If you and your hired experts agree that you are on track for a secure retirement then congratulations: you are a retirement planning genius. On the other hand, if it looks like you are lagging behind then now it is the time to do something about it.
Also, because this stage of retirement planning is about detail it is important to understand the limits to what can realistically be accomplished here. The scientific appearance of the retirement planning process paints a deceptively detailed picture about what is essentially an artistic and inherently imprecise process. Don't be deceived by the apparent accuracy of it all. Retirement planning deals with the vagaries of life - not the precision of science.

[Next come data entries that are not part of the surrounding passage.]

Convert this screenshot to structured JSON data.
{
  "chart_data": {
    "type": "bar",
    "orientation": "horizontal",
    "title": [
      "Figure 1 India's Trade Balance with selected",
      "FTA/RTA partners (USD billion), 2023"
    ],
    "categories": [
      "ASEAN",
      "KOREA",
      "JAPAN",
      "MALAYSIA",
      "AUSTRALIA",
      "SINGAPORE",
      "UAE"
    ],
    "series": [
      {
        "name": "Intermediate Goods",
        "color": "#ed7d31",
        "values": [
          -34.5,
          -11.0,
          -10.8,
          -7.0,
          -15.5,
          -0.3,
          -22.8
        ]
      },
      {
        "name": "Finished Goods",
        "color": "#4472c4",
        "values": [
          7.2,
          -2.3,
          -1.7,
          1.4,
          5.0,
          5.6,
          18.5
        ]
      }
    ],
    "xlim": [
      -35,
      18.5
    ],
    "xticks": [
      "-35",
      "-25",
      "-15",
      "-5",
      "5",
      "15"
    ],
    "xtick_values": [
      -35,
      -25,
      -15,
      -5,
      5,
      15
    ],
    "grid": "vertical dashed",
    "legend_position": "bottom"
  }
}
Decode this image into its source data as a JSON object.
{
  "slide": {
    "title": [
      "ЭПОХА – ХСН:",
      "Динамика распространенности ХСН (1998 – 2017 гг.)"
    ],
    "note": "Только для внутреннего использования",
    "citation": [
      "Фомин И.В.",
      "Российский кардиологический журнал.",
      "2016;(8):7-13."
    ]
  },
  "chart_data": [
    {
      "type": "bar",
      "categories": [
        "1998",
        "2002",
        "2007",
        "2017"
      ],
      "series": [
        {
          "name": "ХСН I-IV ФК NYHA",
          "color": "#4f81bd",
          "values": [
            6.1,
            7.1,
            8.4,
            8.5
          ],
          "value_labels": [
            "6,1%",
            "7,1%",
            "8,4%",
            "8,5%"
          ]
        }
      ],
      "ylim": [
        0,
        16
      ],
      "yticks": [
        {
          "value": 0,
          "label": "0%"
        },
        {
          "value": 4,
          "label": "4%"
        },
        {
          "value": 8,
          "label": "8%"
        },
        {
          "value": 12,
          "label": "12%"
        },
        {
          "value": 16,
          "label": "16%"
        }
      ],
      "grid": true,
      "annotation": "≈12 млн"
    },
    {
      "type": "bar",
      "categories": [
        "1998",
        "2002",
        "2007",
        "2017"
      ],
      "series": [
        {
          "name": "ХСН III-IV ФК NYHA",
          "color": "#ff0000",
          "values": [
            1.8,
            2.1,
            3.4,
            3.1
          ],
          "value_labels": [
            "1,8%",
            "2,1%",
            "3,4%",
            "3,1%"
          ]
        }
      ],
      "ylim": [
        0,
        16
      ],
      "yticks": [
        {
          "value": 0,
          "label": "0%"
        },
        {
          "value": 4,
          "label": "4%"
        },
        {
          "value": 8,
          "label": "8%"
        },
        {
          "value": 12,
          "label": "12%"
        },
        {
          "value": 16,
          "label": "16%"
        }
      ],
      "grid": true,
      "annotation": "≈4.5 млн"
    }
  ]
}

The problem with retirement planning is the necessity of making a bet on an unknowable future. You must make assumptions about the future to build your plan, but the assumptions could be wrong. Inflation might be higher than expected, you might live longer than expected, or your assets might grow slower than expected. Worst of all, you could experience catastrophic and expensive health problems. Each of these risk factors is potentially large enough to undermine the best planned retirements.
For these reasons it is wise to use a range of assumptions from pessimistic to optimistic to determine how secure your retirement plan is. Try inflation at 7% rather than the customary 3% and watch the impact. Throw a bear market, cancer, and Parkinson's disease at your plan and see how it holds up. Ultimately, no retirement plan is ever complete no matter how accurate it appears today. This is just the unfortunate reality of making a long-term bet on an unknowable and unpredictable future. Do the best you can and build a safety cushion just in case one of your assumptions proves to be too optimistic.
This may not be a pleasant or comforting way to approach retirement planning, but reality is reality whether we like it or not.